Contribution Splitting in a SMSF
Splitting concessional contributions amongst members or spouses can be an effective strategy provided that you benefit in the following ways.
1) It creates a Tax-free portion for the receiving spouse – like a re-contribution strategy
2) It’s tax deductible for the contributing spouse ( subject to PSI or the 10% income test) if they are self-employed
3) It can provide early access to pension payments and TTR pensions, for the spouse who is receiving the payment particularly if they are older than the contributing spouse
So how does it work?
Tony is 51 years old his wife Amanda is 55 and works part time. Tony wants to split his super ( concessional contributions) with his wife so she can start a tax-free pension as she has met preservation age.
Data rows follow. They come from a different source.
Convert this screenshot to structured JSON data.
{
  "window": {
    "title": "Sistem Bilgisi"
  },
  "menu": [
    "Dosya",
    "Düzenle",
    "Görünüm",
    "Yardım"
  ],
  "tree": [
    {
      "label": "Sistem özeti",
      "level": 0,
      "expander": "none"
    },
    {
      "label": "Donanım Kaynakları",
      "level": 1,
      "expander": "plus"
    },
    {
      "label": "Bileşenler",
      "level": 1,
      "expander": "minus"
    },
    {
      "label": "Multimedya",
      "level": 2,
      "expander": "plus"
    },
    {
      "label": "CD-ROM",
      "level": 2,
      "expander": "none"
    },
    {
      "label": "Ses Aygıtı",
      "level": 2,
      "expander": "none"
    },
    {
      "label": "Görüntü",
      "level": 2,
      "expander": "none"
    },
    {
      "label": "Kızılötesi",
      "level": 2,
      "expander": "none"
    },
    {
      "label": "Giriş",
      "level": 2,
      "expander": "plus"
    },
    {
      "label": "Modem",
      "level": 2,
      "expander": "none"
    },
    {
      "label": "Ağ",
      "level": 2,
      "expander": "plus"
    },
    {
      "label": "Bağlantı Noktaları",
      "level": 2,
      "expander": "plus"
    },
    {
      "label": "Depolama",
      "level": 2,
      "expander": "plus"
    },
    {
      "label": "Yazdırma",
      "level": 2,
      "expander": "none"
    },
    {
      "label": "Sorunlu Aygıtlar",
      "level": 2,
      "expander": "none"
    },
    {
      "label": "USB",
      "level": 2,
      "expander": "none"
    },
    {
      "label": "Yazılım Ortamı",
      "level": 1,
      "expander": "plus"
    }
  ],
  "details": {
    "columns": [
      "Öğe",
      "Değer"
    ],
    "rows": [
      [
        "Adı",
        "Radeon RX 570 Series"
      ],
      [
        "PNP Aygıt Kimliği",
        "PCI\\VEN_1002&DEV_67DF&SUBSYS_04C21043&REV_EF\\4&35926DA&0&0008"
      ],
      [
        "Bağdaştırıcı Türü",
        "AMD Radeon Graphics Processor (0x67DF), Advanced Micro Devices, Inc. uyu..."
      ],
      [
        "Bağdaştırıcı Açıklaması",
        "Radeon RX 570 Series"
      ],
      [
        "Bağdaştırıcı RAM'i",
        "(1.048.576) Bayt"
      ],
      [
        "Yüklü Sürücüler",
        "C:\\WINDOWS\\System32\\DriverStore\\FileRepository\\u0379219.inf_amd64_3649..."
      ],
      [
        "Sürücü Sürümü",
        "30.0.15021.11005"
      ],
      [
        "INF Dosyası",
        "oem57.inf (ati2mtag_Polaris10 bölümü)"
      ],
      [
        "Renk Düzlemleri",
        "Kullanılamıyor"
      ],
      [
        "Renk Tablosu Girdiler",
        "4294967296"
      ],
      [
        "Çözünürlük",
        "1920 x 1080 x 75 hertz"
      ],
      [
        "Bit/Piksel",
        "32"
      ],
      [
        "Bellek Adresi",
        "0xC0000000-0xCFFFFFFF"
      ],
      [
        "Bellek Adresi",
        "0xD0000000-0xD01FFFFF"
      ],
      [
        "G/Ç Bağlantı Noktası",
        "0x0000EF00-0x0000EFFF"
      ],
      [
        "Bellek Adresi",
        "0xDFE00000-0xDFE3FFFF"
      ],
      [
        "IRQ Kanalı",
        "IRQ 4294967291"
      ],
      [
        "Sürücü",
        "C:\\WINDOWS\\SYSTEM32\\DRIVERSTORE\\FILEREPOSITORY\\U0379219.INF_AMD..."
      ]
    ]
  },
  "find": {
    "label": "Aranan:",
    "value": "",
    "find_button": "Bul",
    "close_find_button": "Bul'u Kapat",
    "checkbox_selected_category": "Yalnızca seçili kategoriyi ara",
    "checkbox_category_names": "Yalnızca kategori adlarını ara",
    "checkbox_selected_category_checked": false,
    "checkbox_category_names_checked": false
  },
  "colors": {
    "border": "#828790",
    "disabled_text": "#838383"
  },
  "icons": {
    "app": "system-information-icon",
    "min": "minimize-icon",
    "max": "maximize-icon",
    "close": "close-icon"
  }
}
Tony contributes $35,000 in 2014-15 Financial year and claims the split in the 2015-16 financial year
- Tony (self employed) $35,000 ( 2014-15 FY)
- Minus tax $5,250
- Contribution applied $29,750 to spouse’s account
The super fund or accountant will apply 85% of the contribution ( minus 15% super tax) recorded as a contribution for Tony, who makes the contribution. It is received by Amanda and recorded in her member statement as a tax-free component.
As SMSF’s mainly operate a pooled strategy, there is no money to transfer to another fund in an SMSF. It is simply recorded as received by the spouse on her member balance, as an amount in the tax-free component of her member balance for the financial year where the split was applied.
- When Amanda is 60, she is able to commence a TRIS or TTR Pension with tax-free money
- Tony claims a tax deduction for the contribution split
- Amanda is able to draw an income sooner from a tax-free source, which further creates a succession benefit for their adult children
These are the conditions:
- The contribution to be split must be applied to the following year from the year it is received
- The receiving member must be under age 65 and not retired
- Only 85% of the contribution ( excluding super tax of 15%) may be applied to the receiving member
- You only split concessional contributions, both employer paid and salary sacrificed amounts
- A contribution split form must be received by the super fund
Warning: Always seek advice on these arrangements as they are complex to administer.